Huang Yu-Xia, Li Fei, Liu Dong, Sun Yuan-Yuan, Zhao Qin-Hua, Jiang Rong, Wang Lan, Yuan Ping, Liu Jin-Ming, Wu Yue, Zhang Ji
Department of Cardio-Pulmonary Circulation, Shanghai Pulmonary Hospital, School of Medicine, Tongji University, Shanghai, China.
Department of Radiology, Shanghai Pulmonary Hospital, School of Medicine, Tongji University, Shanghai, China.
Ann Transl Med. 2021 Sep;9(18):1458. doi: 10.21037/atm-21-4342.
The role of microRNAs (miRNAs) in the pathogenesis of systemic sclerosis-associated pulmonary arterial hypertension (SSc-PAH) remains to be fully elucidated. This study evaluated the expression profile of miRNAs in the lung tissue of patients with SSc-PAH.

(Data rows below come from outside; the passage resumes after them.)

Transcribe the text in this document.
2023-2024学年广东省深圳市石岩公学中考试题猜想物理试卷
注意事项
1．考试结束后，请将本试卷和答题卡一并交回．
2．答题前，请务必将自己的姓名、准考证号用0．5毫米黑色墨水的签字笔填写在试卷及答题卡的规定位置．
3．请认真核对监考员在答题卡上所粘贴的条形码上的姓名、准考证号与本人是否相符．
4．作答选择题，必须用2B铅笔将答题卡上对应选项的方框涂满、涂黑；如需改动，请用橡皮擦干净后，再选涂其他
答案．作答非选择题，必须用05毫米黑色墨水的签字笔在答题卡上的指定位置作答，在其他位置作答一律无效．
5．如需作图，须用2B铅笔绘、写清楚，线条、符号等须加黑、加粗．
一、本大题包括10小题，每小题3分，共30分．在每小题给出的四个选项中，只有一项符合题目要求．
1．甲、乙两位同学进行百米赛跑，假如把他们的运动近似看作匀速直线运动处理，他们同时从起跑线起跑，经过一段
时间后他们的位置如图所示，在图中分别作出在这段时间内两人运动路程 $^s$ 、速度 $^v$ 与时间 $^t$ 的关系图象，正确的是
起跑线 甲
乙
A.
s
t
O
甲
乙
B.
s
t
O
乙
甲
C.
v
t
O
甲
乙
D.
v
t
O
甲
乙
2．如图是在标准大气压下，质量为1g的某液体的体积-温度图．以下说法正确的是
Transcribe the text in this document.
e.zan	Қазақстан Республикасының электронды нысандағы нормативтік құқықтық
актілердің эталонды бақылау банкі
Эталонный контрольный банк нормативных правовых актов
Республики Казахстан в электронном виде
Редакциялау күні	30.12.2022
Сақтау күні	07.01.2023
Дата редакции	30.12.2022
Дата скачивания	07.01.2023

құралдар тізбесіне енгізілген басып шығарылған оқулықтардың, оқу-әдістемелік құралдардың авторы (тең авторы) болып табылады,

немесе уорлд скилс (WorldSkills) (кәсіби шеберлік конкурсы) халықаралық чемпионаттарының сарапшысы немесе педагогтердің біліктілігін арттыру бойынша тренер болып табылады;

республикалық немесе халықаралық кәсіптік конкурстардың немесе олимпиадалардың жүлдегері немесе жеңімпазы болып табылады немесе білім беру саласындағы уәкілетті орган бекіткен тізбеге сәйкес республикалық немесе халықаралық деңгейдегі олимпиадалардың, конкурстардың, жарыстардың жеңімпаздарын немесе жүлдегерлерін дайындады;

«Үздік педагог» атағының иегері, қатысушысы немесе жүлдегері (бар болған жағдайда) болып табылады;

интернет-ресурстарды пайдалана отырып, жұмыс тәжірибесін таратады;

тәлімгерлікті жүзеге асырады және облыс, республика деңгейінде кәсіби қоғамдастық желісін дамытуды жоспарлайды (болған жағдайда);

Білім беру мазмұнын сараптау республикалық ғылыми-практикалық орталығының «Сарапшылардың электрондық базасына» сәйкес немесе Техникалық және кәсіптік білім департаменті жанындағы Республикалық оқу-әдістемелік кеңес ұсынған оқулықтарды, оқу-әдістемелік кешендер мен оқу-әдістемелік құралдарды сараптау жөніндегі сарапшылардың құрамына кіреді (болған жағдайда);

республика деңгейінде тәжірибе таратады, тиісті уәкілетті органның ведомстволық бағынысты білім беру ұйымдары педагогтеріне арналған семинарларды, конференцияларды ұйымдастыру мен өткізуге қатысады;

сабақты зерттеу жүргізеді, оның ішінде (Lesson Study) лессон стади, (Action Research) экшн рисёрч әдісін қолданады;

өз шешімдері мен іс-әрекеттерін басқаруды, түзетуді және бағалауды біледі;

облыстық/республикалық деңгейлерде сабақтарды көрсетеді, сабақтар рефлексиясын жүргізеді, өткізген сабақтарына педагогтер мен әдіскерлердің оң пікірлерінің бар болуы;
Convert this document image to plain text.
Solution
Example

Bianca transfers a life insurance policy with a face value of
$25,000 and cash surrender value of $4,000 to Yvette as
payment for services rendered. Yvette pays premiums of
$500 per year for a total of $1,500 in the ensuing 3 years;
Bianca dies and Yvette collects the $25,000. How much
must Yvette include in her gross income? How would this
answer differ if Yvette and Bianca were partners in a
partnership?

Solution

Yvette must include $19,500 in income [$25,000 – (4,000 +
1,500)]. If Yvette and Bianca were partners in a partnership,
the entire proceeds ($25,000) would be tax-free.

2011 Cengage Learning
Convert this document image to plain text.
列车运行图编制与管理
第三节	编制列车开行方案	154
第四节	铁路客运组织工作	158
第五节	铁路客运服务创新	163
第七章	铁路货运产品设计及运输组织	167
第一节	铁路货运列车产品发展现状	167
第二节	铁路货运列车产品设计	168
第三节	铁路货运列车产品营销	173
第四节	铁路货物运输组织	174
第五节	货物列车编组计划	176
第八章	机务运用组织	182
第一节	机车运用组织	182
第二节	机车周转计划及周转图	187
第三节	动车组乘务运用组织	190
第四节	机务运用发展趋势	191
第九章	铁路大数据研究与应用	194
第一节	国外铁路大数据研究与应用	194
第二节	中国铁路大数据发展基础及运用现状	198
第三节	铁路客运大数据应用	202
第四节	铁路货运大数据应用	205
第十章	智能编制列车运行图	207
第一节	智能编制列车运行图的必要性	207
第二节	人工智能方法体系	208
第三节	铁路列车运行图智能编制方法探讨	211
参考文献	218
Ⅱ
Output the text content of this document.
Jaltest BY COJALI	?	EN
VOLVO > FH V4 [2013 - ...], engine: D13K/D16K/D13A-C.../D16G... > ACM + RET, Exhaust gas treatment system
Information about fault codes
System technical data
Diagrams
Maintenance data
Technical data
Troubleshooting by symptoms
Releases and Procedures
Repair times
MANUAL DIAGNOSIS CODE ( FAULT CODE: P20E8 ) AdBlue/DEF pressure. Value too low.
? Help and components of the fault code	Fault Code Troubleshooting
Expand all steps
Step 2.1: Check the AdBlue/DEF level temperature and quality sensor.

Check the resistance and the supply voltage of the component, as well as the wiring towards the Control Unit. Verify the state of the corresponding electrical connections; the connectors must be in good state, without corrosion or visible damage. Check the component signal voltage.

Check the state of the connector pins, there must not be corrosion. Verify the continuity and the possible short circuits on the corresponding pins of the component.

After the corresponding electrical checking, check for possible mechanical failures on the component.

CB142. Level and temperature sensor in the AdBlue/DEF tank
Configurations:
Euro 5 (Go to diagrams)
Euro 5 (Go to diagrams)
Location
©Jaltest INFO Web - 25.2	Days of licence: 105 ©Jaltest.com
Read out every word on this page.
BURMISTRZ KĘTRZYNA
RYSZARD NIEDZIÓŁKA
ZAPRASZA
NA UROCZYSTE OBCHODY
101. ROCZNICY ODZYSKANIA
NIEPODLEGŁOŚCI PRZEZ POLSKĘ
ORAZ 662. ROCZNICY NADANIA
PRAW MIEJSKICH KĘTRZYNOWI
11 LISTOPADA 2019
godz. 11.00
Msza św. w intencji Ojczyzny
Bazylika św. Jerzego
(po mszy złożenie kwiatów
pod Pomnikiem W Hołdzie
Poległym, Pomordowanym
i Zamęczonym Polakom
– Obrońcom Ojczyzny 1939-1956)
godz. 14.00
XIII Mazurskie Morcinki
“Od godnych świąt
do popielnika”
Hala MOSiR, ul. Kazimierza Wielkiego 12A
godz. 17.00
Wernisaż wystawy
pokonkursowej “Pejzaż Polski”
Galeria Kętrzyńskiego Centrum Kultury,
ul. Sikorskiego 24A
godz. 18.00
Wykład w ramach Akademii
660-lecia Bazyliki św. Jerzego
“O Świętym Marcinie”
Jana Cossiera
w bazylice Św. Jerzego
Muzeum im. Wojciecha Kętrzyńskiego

Lung tissue samples were collected from 3 SSc-PAH patients and 4 healthy controls. A small RNA high throughput sequence approach was used for screening the differentially expressed miRNAs in the lung tissue samples. Real-time quantitative reverse transcription polymerase chain reaction (qRT-PCR) was used to validate 4 highly significant differentially expressed miRNAs. Gene Ontology and KEGG (Kyoto Encyclopedia of Genes and Genomes) enrichment analysis for mRNAs were performed using the R package clusterProfiler software.
A total of 82 upregulated miRNAs and 35 downregulated miRNAs were detected in the lung tissues of patients with SSc-PAH compared with healthy controls. GO enrichment analysis demonstrated that the upregulated target genes were closely involved in biological processes such as nervous system development, anatomical structure morphogenesis, system development, cellular macromolecule metabolic processes, and cellular processes. The downregulated target genes were involved in the plasma membrane bound cell projection morphogenesis and the regulation of macromolecule metabolic processes. The KEGG enrichment analysis showed that the upregulated genes were associated with important pathways involved in cancer biology, and the target genes of the downregulated miRNAs were involved in axon guidance. High throughput sequencing and qRT-PCR revealed that hsa-miR-205-5p and hsa-miR-539-3p were differentially expressed in SSc-PAH tissue. The target genes of hsa-miR-205-5p and hsa-miR-539-3p, IRF1and ADCYAP1, respectively, were verified using the high throughput dataset GSE48149.
miRNAs may play an important role in the pathogenesis of SSc-PAH, and hsa-miR-205-5p and hsa-miR-539-3p may be potential therapeutic targets in patients with SSc-PAH.
微小RNA(miRNA)在系统性硬化症相关肺动脉高压(SSc-PAH)发病机制中的作用仍有待充分阐明。本研究评估了SSc-PAH患者肺组织中miRNA的表达谱。
收集3例SSc-PAH患者和4例健康对照者的肺组织样本。采用小RNA高通量测序方法筛选肺组织样本中差异表达的miRNA。运用实时定量逆转录聚合酶链反应(qRT-PCR)验证4个高度显著差异表达的miRNA。使用R包clusterProfiler软件对mRNA进行基因本体论(Gene Ontology)和京都基因与基因组百科全书(KEGG)富集分析。
与健康对照相比,在SSc-PAH患者的肺组织中总共检测到82个上调的miRNA和35个下调的miRNA。基因本体论富集分析表明,上调的靶基因密切参与神经系统发育、解剖结构形态发生、系统发育、细胞大分子代谢过程和细胞过程等生物学过程。下调的靶基因参与质膜结合细胞突起形态发生和大分子代谢过程的调节。KEGG富集分析显示,上调的基因与癌症生物学相关的重要通路有关,而下调的miRNA的靶基因参与轴突导向。高通量测序和qRT-PCR显示,hsa-miR-205-5p和hsa-miR-539-3p在SSc-PAH组织中差异表达。利用高通量数据集GSE48149分别验证了hsa-miR-205-5p和hsa-miR-539-3p的靶基因IRF1和ADCYAP1。
miRNA可能在SSc-PAH的发病机制中起重要作用,hsa-miR-205-5p和hsa-miR-539-3p可能是SSc-PAH患者潜在的治疗靶点。